Still other gardeners take pride in their green thumbs and are planting their yards with vegetables, fruits and herbs because they like the homegrown varieties and taste, preferring to monitor their food’s growing conditions.
Gardening with a purpose is one of the top garden trends for 2011, according to research by the Garden Media Group. How you interpret that trend in your own garden plot is a personal choice — like a preference for Beefsteak tomatoes over Early Girl or petunias over roses.
“Nutrition is high on people’s mind,” said Luann Finke of Finke Gardens and Nursery. “Growing your own food is the ultimate way to control what goes into it.” At home, you have complete control of amendments to the soil, fertilizers and disease treatment.
The popular “grow local” movement absolutely applies to your own backyard. According to the GMG survey, three-fourths of those who grow their own vegetables do so for better quality, taste and nutrition. And almost half also believe it is cheaper than buying from a store.
Finke Gardens is responding to requests from local gardeners who want beautiful options as well as those that enrich their lives, she said.
“Everyone’s time is limited,” she said, “so gardening with a dual purpose makes sense.”
At a recent demonstration, she presented window boxes filled with herbs and lettuce. “Space is limited for some people, too.”
She recently worked with a client who had young children and specific landscape requests to include a child-friendly garden space and fruit trees.
“Customers want more in their yards,” Finke said.
Communities are seeing more requests for purposeful gardening, too.
When Community Crops began in 2003, it offered only one site for gardeners who didn’t have space to garden, said Ingrid Kirst, the group’s executive director.
This season, the organization has 15 sites, totally more than 50,000 square feet of growing space, and seven of those are already full, she said. Sizes and prices for the lots vary; the least expensive is $50 and the most expensive is $100 for the season. Community Crops provides access to water and tools, and hoses are on site because “people who live in apartments don’t have storage room for those.”
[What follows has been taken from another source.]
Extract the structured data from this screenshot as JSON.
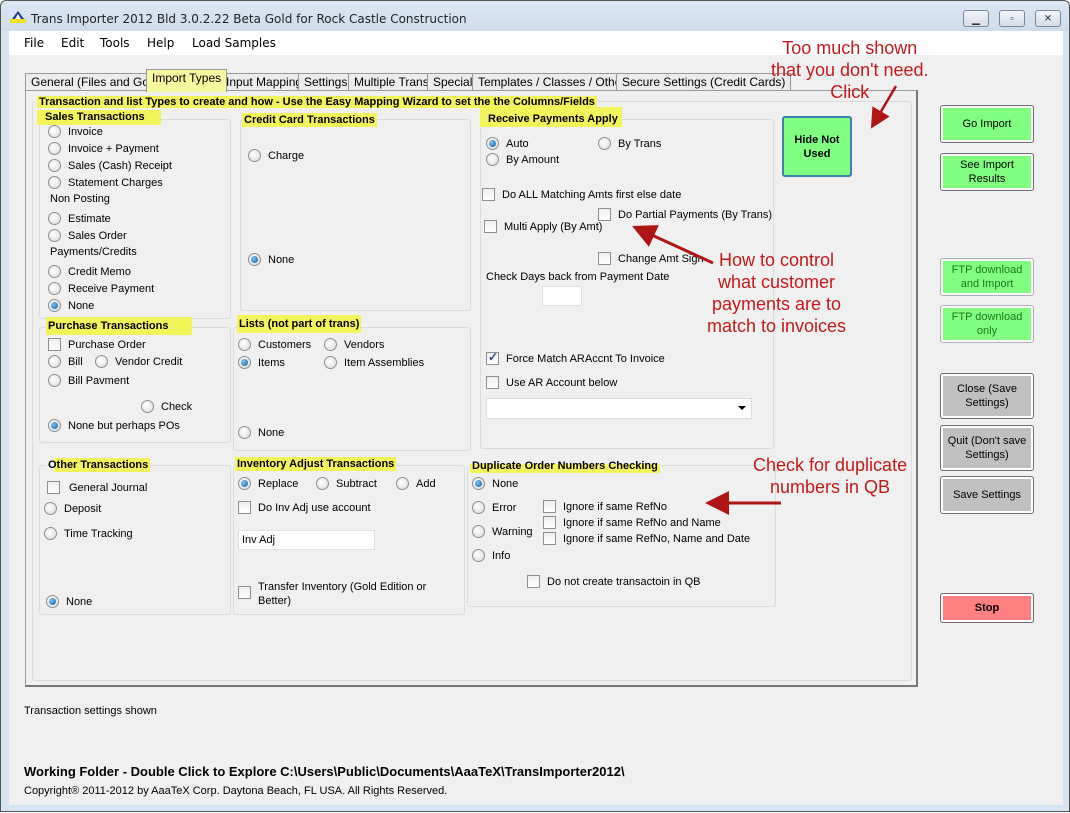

The gardeners’ reasons vary, Kirst said. Some are refugees and immigrants who use their plots to grow produce from their home countries that are not available in Lincoln grocery stores. Some are families who have shady, non-garden-friendly backyards, or apartment dwellers who want more than a container of cherry tomato plants can offer.
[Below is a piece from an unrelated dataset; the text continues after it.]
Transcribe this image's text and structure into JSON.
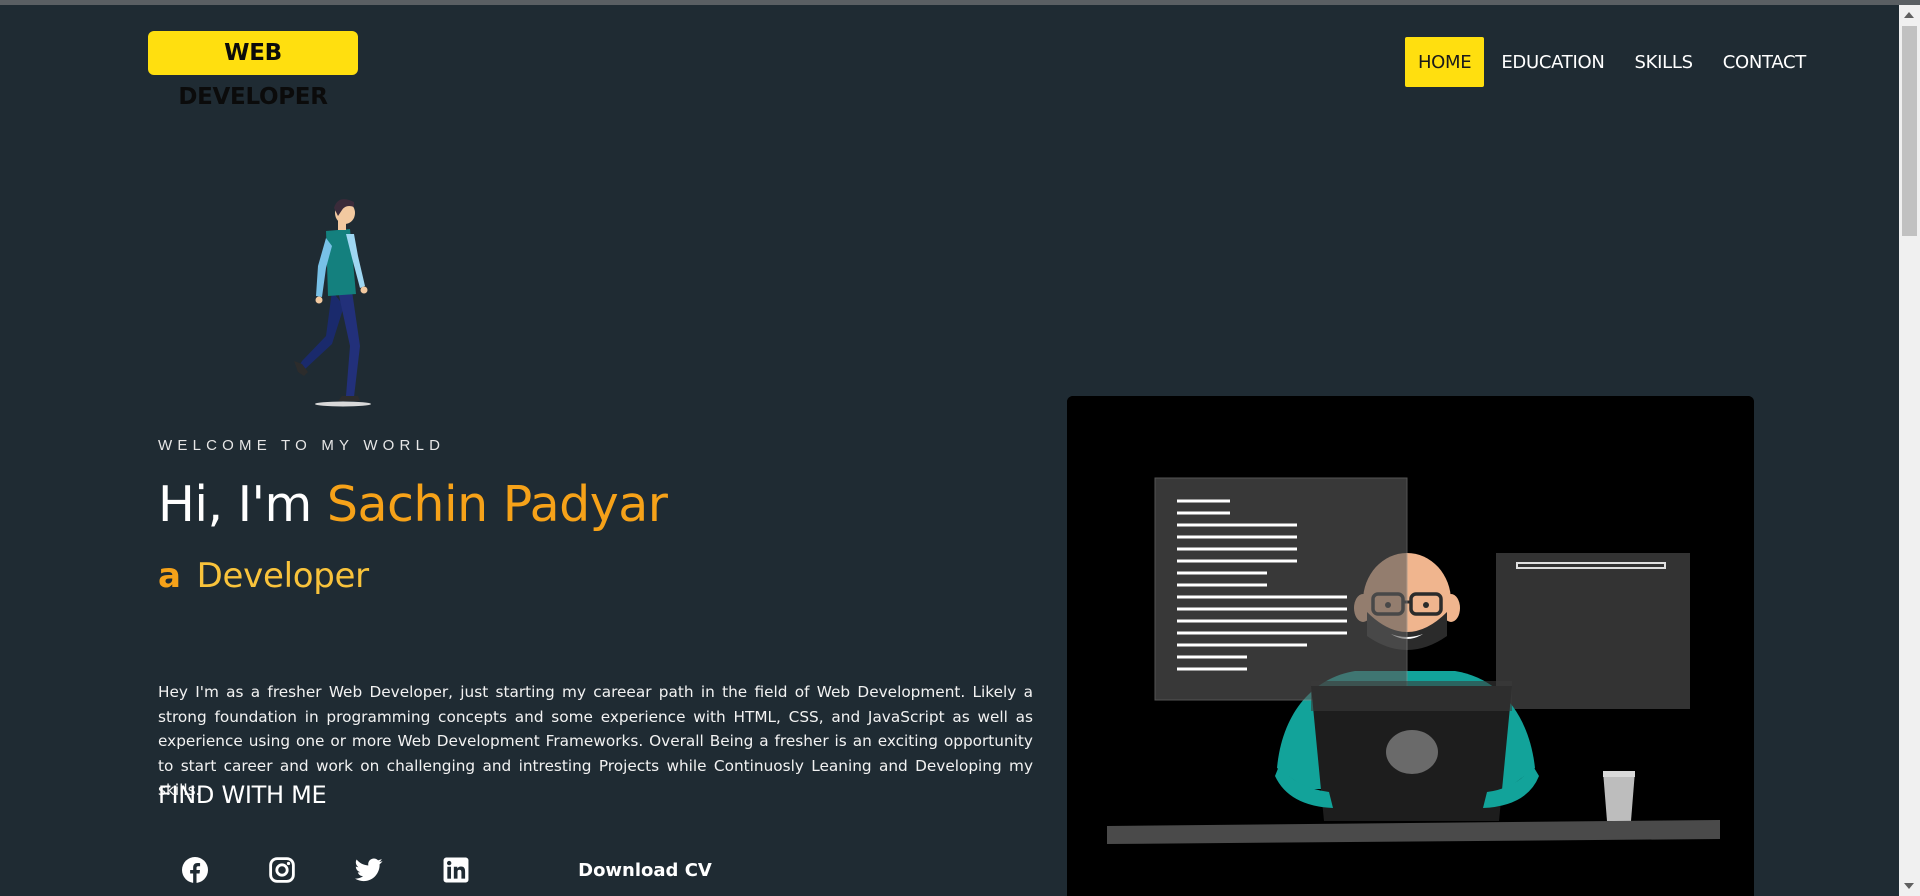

All of those differences, bound by a common desire to grow produce, “creates a community,” Kirst said. And a “craving for community” is among the reasons for gardening and “living local” in the GMG survey.
The National Arbor Day Foundation decided to put its environmental beliefs out there for all to see — on its roof in Lincoln. Last September, more than 7,300 square feet of garden space was planted as a “green roof,” according to Mark Derowitsch of the foundation.
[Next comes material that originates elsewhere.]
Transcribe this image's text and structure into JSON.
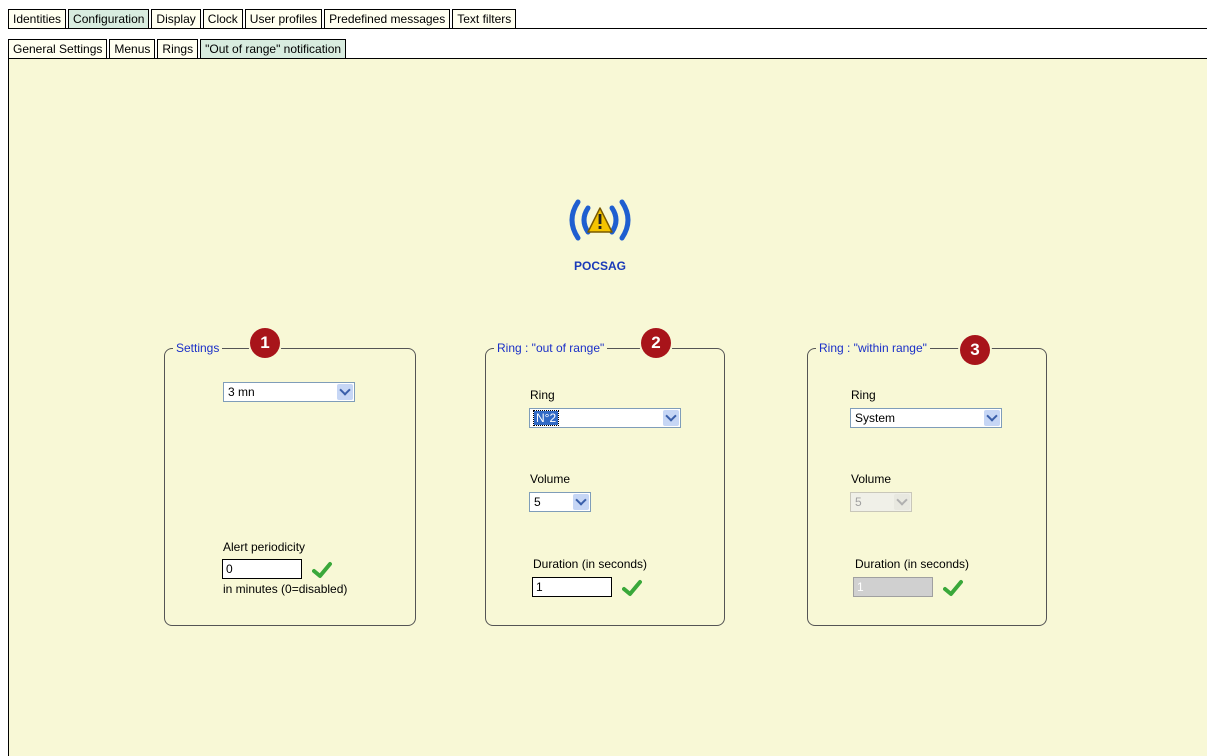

The roof, which mostly was dormant over the winter, can be seen from the downtown Qdoba restaurant’s rooftop patio. It’s planted with sedum, small shrubs and native grasses. The grasses are part of a test plot monitored by Richard Sutton, University of Nebraska-Lincoln professor of agronomy and horticulture.
Eco-scaping with sustainable landscapes — on the roof or elsewhere — is another of the trends named by the GMG survey.
That’s the thing about gardening: There are so many ways to express yourself, from front-yard vegetable growing to neighborhood plant swaps to planting a single fruit tree.
Gardeners are raising their trowels for a purpose this season. Deciding on your purpose and how to express it is up to you.